SAT scores follow \(N(1100{}, 200{})\). What percent of SAT takers get between 1100 and 1400?
- Answer
-
This is an abbreviated solution. (Be sure to draw a figure!) First find the percent who get below 1100 and the percent that get above 1400: \(Z_{1100} = 0.00 → 0.5000\) (area below), \(Z_{1400} = 1.5 → 0.0668\) (area above). Final answer: 1.0000 − 0.5000 − 0.0668 = 0.4332.
Adult male heights follow \(N(70.0\)”\(, 3.3\)”\()\). What percent of adult males are between 5’5” and 5’7”?
- Answer
-
5’5” is 65 inches (Z = −1.52). 5’7” is 67 inches (Z = −0.91). Numerical solution: 1.000−0.0643−0.8186 = 0.1171, i.e. 11.71%.
68-95-99.7 Rule
Here, we present a useful rule of thumb for the probability of falling within 1, 2, and 3 standard deviations of the mean in the normal distribution. This will be useful in a wide range of practical settings, especially when trying to make a quick estimate without a calculator or Z-table.
Use software, a calculator, or a probability table to confirm that about 68%, 95%, and 99.7% of observations fall within 1, 2, and 3, standard deviations of the mean in the normal distribution, respectively. For instance, first find the area that falls between \(Z=-1\) and \(Z=1\), which should have an area of about 0.68. Similarly there should be an area of about 0.95 between \(Z=-2\) and \(Z=2\).
- Answer
-
First draw the pictures.

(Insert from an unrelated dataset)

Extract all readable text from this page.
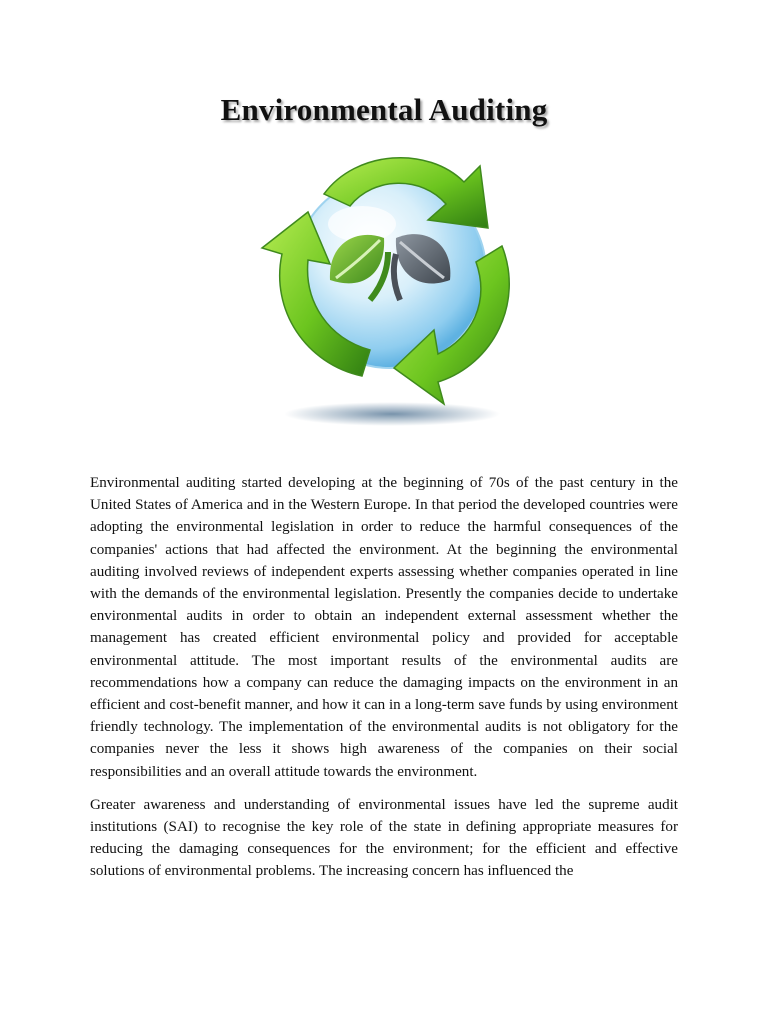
Environmental Auditing

Environmental auditing started developing at the beginning of 70s of the past century in the United States of America and in the Western Europe. In that period the developed countries were adopting the environmental legislation in order to reduce the harmful consequences of the companies' actions that had affected the environment. At the beginning the environmental auditing involved reviews of independent experts assessing whether companies operated in line with the demands of the environmental legislation. Presently the companies decide to undertake environmental audits in order to obtain an independent external assessment whether the management has created efficient environmental policy and provided for acceptable environmental attitude. The most important results of the environmental audits are recommendations how a company can reduce the damaging impacts on the environment in an efficient and cost-benefit manner, and how it can in a long-term save funds by using environment friendly technology. The implementation of the environmental audits is not obligatory for the companies never the less it shows high awareness of the companies on their social responsibilities and an overall attitude towards the environment.

Greater awareness and understanding of environmental issues have led the supreme audit institutions (SAI) to recognise the key role of the state in defining appropriate measures for reducing the damaging consequences for the environment; for the efficient and effective solutions of environmental problems. The increasing concern has influenced the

Using software, we get 0.6827 within 1 standard deviation, 0.9545 within 2 standard deviations, and 0.9973 within 3 standard deviations.
It is possible for a normal random variable to fall 4, 5, or even more standard deviations from the mean. However, these occurrences are very rare if the data are nearly normal. The probability of being further than 4 standard deviations from the mean is about 1-in-15,000. For 5 and 6 standard deviations, it is about 1-in-2 million and 1-in-500 million, respectively.
SAT scores closely follow the normal model with mean \(\mu = 1100{}\) and standard deviation \(\sigma = 200{}\).
- About what percent of test takers score 700 to 1500?
- What percent score between 1100 and 1500?
- Answer
-
- 700 and 1500 represent two standard deviations below and above the mean, which means about 95% of test takers will score between 700 and 1500.
- We found that 700 to 1500 represents about 95% of test takers. These test takers would be evenly split by the center of the distribution, 1100, so \(\frac{95%}{2} = 47.5%\) of all test takers score between 1100 and 1500.